I've even seen "Natural Flavors" (code for artificial flavors) listed in the ingredients of the sort of hippy-dippy herbal teas like Celestial Seasonings and Yogi Tea.
posted by Sara C. at 10:46 AM on March 17


Also look for tea in the Asian food aisle, if you have one.

I think the basic YamaMotaYama green tea bags are excellent.
posted by Rash at 10:59 AM on March 17


Yamamotoyama brand for green/black Asian variety. Can be had for full leaf or tea bags.
Brooke bond/ Taj mahal tea is orange pekoe available in all Indian stores and regular staple for all Indians.
Tulsi/ Republic of tea are the better alternatives, although pricier available in all grocery stores
If you want the next level adiago/teavana are great sites for sampling/high quality tea.
posted by radsqd at 1:37 PM on March 17 [1 favorite]


Also recommended would be Wegmans which has full tea leaves for fairly cheap prices when looked at /lb basis.
posted by radsqd at 1:38 PM on March 17


Just came in to give another recommend to Harney & Sons. I don't like heavily brewed tea, so I only use a little bit of their tea, meaning it lasts forever. Great teas and not terribly expensive per cup.

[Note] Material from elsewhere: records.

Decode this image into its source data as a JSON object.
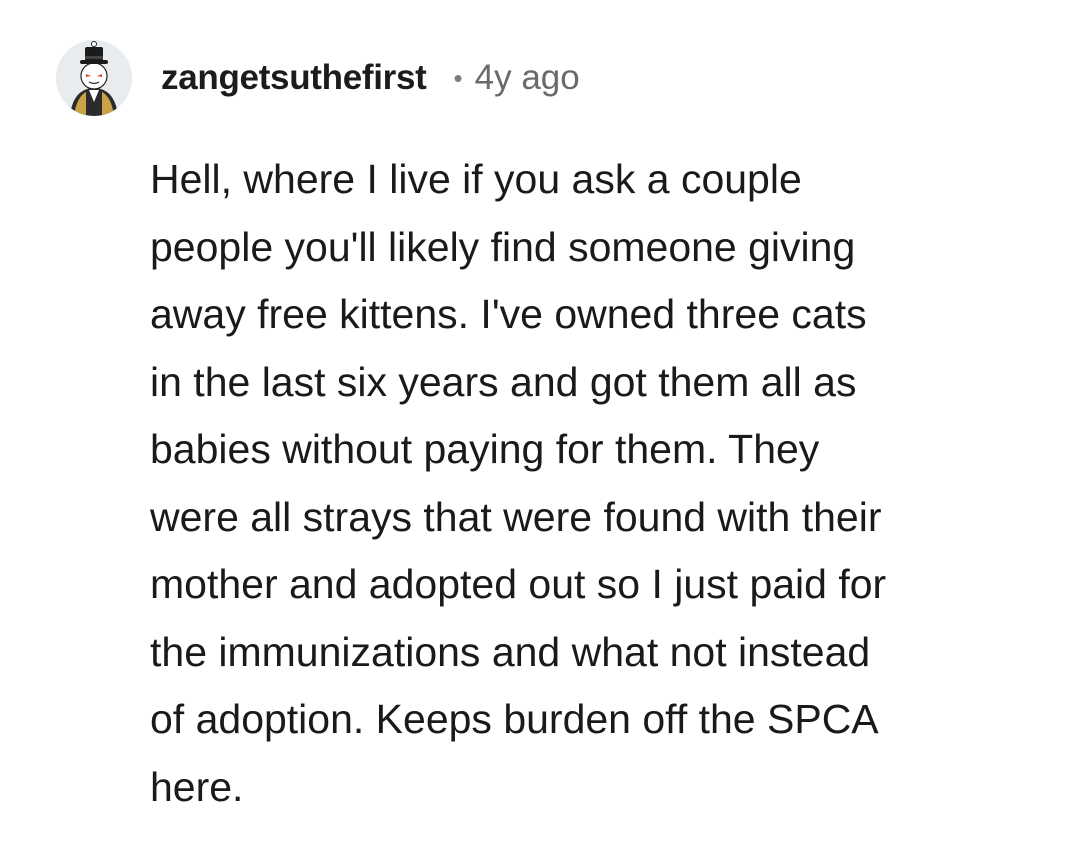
{
  "comment": {
    "author": "zangetsuthefirst",
    "separator": "•",
    "age": "4y ago",
    "avatar_icon": "user-avatar-icon",
    "body_lines": [
      "Hell, where I live if you ask a couple",
      "people you'll likely find someone giving",
      "away free kittens. I've owned three cats",
      "in the last six years and got them all as",
      "babies without paying for them. They",
      "were all strays that were found with their",
      "mother and adopted out so I just paid for",
      "the immunizations and what not instead",
      "of adoption. Keeps burden off the SPCA",
      "here."
    ]
  }
}
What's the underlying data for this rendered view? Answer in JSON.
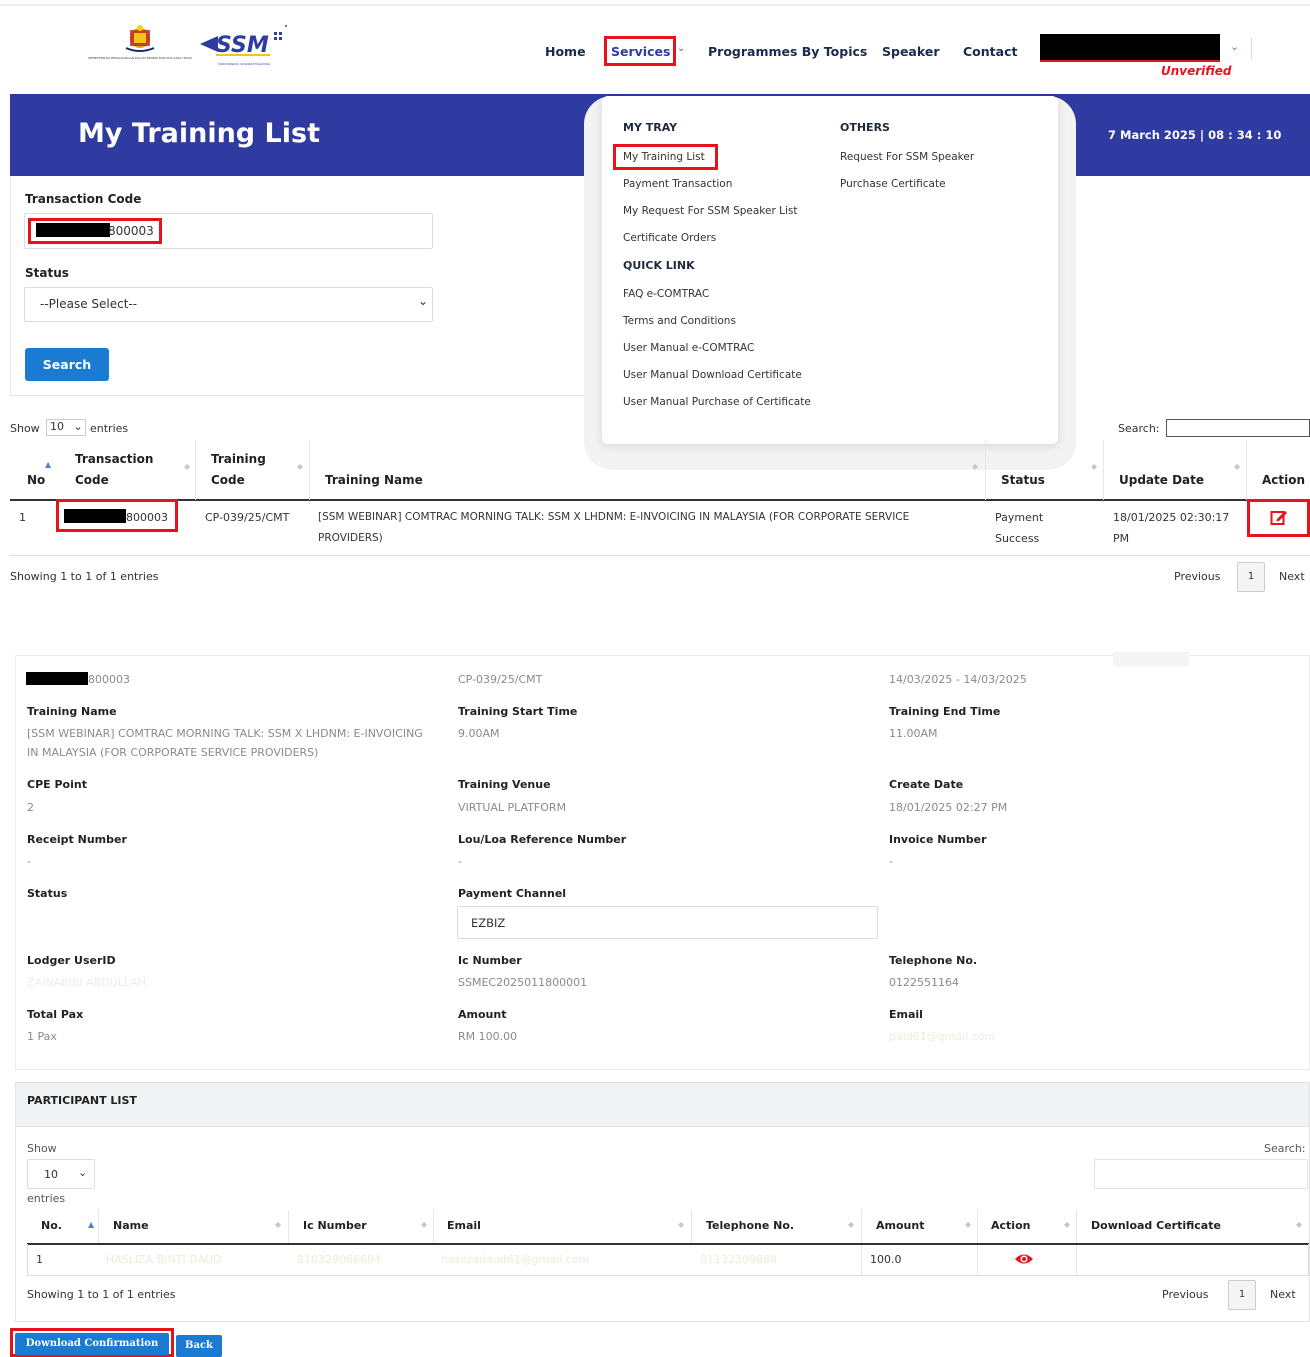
{
  "header": {
    "ministry_logo_text": "KEMENTERIAN PERDAGANGAN DALAM NEGERI DAN KOS SARA HIDUP",
    "ssm_logo_text": "SURUHANJAYA SYARIKAT MALAYSIA",
    "nav": {
      "home": "Home",
      "services": "Services",
      "programmes": "Programmes By Topics",
      "speaker": "Speaker",
      "contact": "Contact"
    },
    "user_status": "Unverified"
  },
  "banner": {
    "title": "My Training List",
    "datetime": "7 March 2025 | 08 : 34 : 10"
  },
  "dropdown": {
    "mytray_heading": "MY TRAY",
    "mytray_items": [
      "My Training List",
      "Payment Transaction",
      "My Request For SSM Speaker List",
      "Certificate Orders"
    ],
    "quicklink_heading": "QUICK LINK",
    "quicklink_items": [
      "FAQ e-COMTRAC",
      "Terms and Conditions",
      "User Manual e-COMTRAC",
      "User Manual Download Certificate",
      "User Manual Purchase of Certificate"
    ],
    "others_heading": "OTHERS",
    "others_items": [
      "Request For SSM Speaker",
      "Purchase Certificate"
    ]
  },
  "filter": {
    "transaction_code_label": "Transaction Code",
    "transaction_code_value": "800003",
    "status_label": "Status",
    "status_value": "--Please Select--",
    "search_button": "Search"
  },
  "table": {
    "show_label": "Show",
    "entries_value": "10",
    "entries_label": "entries",
    "search_label": "Search:",
    "headers": {
      "no": "No",
      "transaction_code_1": "Transaction",
      "transaction_code_2": "Code",
      "training_code_1": "Training",
      "training_code_2": "Code",
      "training_name": "Training Name",
      "status": "Status",
      "update_date": "Update Date",
      "action": "Action"
    },
    "row": {
      "no": "1",
      "transaction_code": "800003",
      "training_code": "CP-039/25/CMT",
      "training_name_1": "[SSM WEBINAR] COMTRAC MORNING TALK: SSM X LHDNM: E-INVOICING IN MALAYSIA (FOR CORPORATE SERVICE",
      "training_name_2": "PROVIDERS)",
      "status_1": "Payment",
      "status_2": "Success",
      "update_date_1": "18/01/2025 02:30:17",
      "update_date_2": "PM"
    },
    "showing": "Showing 1 to 1 of 1 entries",
    "previous": "Previous",
    "page": "1",
    "next": "Next"
  },
  "details": {
    "transaction_code": "800003",
    "training_code": "CP-039/25/CMT",
    "date_range": "14/03/2025 - 14/03/2025",
    "training_name_label": "Training Name",
    "training_name_1": "[SSM WEBINAR] COMTRAC MORNING TALK: SSM X LHDNM: E-INVOICING",
    "training_name_2": "IN MALAYSIA (FOR CORPORATE SERVICE PROVIDERS)",
    "start_time_label": "Training Start Time",
    "start_time": "9.00AM",
    "end_time_label": "Training End Time",
    "end_time": "11.00AM",
    "cpe_label": "CPE Point",
    "cpe": "2",
    "venue_label": "Training Venue",
    "venue": "VIRTUAL PLATFORM",
    "create_date_label": "Create Date",
    "create_date": "18/01/2025 02:27 PM",
    "receipt_label": "Receipt Number",
    "receipt": "-",
    "lou_label": "Lou/Loa Reference Number",
    "lou": "-",
    "invoice_label": "Invoice Number",
    "invoice": "-",
    "status_label": "Status",
    "payment_channel_label": "Payment Channel",
    "payment_channel": "EZBIZ",
    "lodger_label": "Lodger UserID",
    "lodger": "ZAINABIBI ABDULLAH",
    "ic_label": "Ic Number",
    "ic": "SSMEC2025011800001",
    "tel_label": "Telephone No.",
    "tel": "0122551164",
    "pax_label": "Total Pax",
    "pax": "1 Pax",
    "amount_label": "Amount",
    "amount": "RM 100.00",
    "email_label": "Email",
    "email": "paid61@gmail.com"
  },
  "participants": {
    "title": "PARTICIPANT LIST",
    "show_label": "Show",
    "entries_value": "10",
    "entries_label": "entries",
    "search_label": "Search:",
    "headers": {
      "no": "No.",
      "name": "Name",
      "ic": "Ic Number",
      "email": "Email",
      "tel": "Telephone No.",
      "amount": "Amount",
      "action": "Action",
      "download": "Download Certificate"
    },
    "row": {
      "no": "1",
      "name": "HASLIZA BINTI DAUD",
      "ic": "810329066604",
      "email": "haslizadaud61@gmail.com",
      "tel": "01132309888",
      "amount": "100.0"
    },
    "showing": "Showing 1 to 1 of 1 entries",
    "previous": "Previous",
    "page": "1",
    "next": "Next"
  },
  "buttons": {
    "download_slip": "Download Confirmation Slip",
    "back": "Back"
  },
  "colors": {
    "banner": "#2f3ba0",
    "primary_button": "#1b7bd3",
    "highlight": "#e8121c"
  }
}
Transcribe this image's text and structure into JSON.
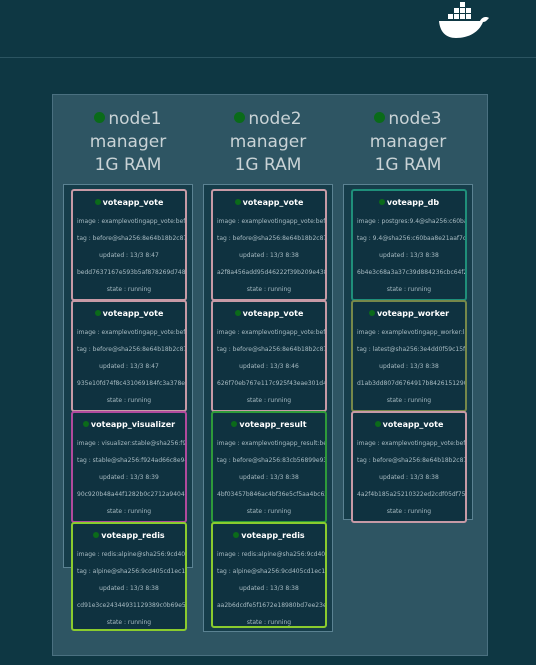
{
  "logo": {
    "icon": "docker-whale-icon"
  },
  "nodes": [
    {
      "name": "node1",
      "role": "manager",
      "ram": "1G RAM",
      "status_color": "#0a6b19",
      "services": [
        {
          "name": "voteapp_vote",
          "image": "image : examplevotingapp_vote:befo",
          "tag": "tag : before@sha256:8e64b18b2c87",
          "updated": "updated : 13/3 8:47",
          "id": "bedd7637167e593b5af878269d748",
          "state": "state : running",
          "border": "pink"
        },
        {
          "name": "voteapp_vote",
          "image": "image : examplevotingapp_vote:befo",
          "tag": "tag : before@sha256:8e64b18b2c87",
          "updated": "updated : 13/3 8:47",
          "id": "935e10fd74f8c431069184fc3a378e4",
          "state": "state : running",
          "border": "pink"
        },
        {
          "name": "voteapp_visualizer",
          "image": "image : visualizer:stable@sha256:f9",
          "tag": "tag : stable@sha256:f924ad66c8e94",
          "updated": "updated : 13/3 8:39",
          "id": "90c920b48a44f1282b0c2712a94041",
          "state": "state : running",
          "border": "purple"
        },
        {
          "name": "voteapp_redis",
          "image": "image : redis:alpine@sha256:9cd405",
          "tag": "tag : alpine@sha256:9cd405cd1ec14",
          "updated": "updated : 13/3 8:38",
          "id": "cd91e3ce24344931129389c0b69e53",
          "state": "state : running",
          "border": "lime"
        }
      ]
    },
    {
      "name": "node2",
      "role": "manager",
      "ram": "1G RAM",
      "status_color": "#0a6b19",
      "services": [
        {
          "name": "voteapp_vote",
          "image": "image : examplevotingapp_vote:befo",
          "tag": "tag : before@sha256:8e64b18b2c87",
          "updated": "updated : 13/3 8:38",
          "id": "a2f8a456add95d46222f39b209e438",
          "state": "state : running",
          "border": "pink"
        },
        {
          "name": "voteapp_vote",
          "image": "image : examplevotingapp_vote:befo",
          "tag": "tag : before@sha256:8e64b18b2c87",
          "updated": "updated : 13/3 8:46",
          "id": "626f70eb767e117c925f43eae301d4",
          "state": "state : running",
          "border": "pink"
        },
        {
          "name": "voteapp_result",
          "image": "image : examplevotingapp_result:befo",
          "tag": "tag : before@sha256:83cb56899e93",
          "updated": "updated : 13/3 8:38",
          "id": "4bf03457b846ac4bf36e5cf5aa4bc62",
          "state": "state : running",
          "border": "green"
        },
        {
          "name": "voteapp_redis",
          "image": "image : redis:alpine@sha256:9cd405",
          "tag": "tag : alpine@sha256:9cd405cd1ec14",
          "updated": "updated : 13/3 8:38",
          "id": "aa2b6dcdfe5f1672e18980bd7ee23e",
          "state": "state : running",
          "border": "lime"
        }
      ]
    },
    {
      "name": "node3",
      "role": "manager",
      "ram": "1G RAM",
      "status_color": "#0a6b19",
      "services": [
        {
          "name": "voteapp_db",
          "image": "image : postgres:9.4@sha256:c60ba",
          "tag": "tag : 9.4@sha256:c60baa8e21aaf7c2",
          "updated": "updated : 13/3 8:38",
          "id": "6b4e3c68a3a37c39d884236cbc64f2",
          "state": "state : running",
          "border": "teal"
        },
        {
          "name": "voteapp_worker",
          "image": "image : examplevotingapp_worker:la",
          "tag": "tag : latest@sha256:3e4dd0f59c15f4",
          "updated": "updated : 13/3 8:38",
          "id": "d1ab3dd807d6764917b8426151290",
          "state": "state : running",
          "border": "olive"
        },
        {
          "name": "voteapp_vote",
          "image": "image : examplevotingapp_vote:befo",
          "tag": "tag : before@sha256:8e64b18b2c87",
          "updated": "updated : 13/3 8:38",
          "id": "4a2f4b185a25210322ed2cdf05df752",
          "state": "state : running",
          "border": "pink"
        }
      ]
    }
  ]
}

I'll drink grocery store tea, but I can't say I like it. Numi makes the best grocery store tea, but I'm not sure if you have it where you are, and I'm sure it's more expensive than the stuff you named.
posted by cnc at 2:07 PM on March 17


My wife recently switched to Barry's Gold and loves it. May need to get her some Yorkshire Gold to compare. She liked PG Tips too but settled on Barry's Gold after taste testing.
posted by leibnizgasse44 at 2:43 PM on March 17


I love Good Earth Sweet & Spicy Tea. Add a dash of coconut milk (the real stuff in a can, not the watered down stuff in tetrapak) and a teaspoon of cocoa. Sweet and creamy, minimal calories. There's a caffeine and no-caffeine version.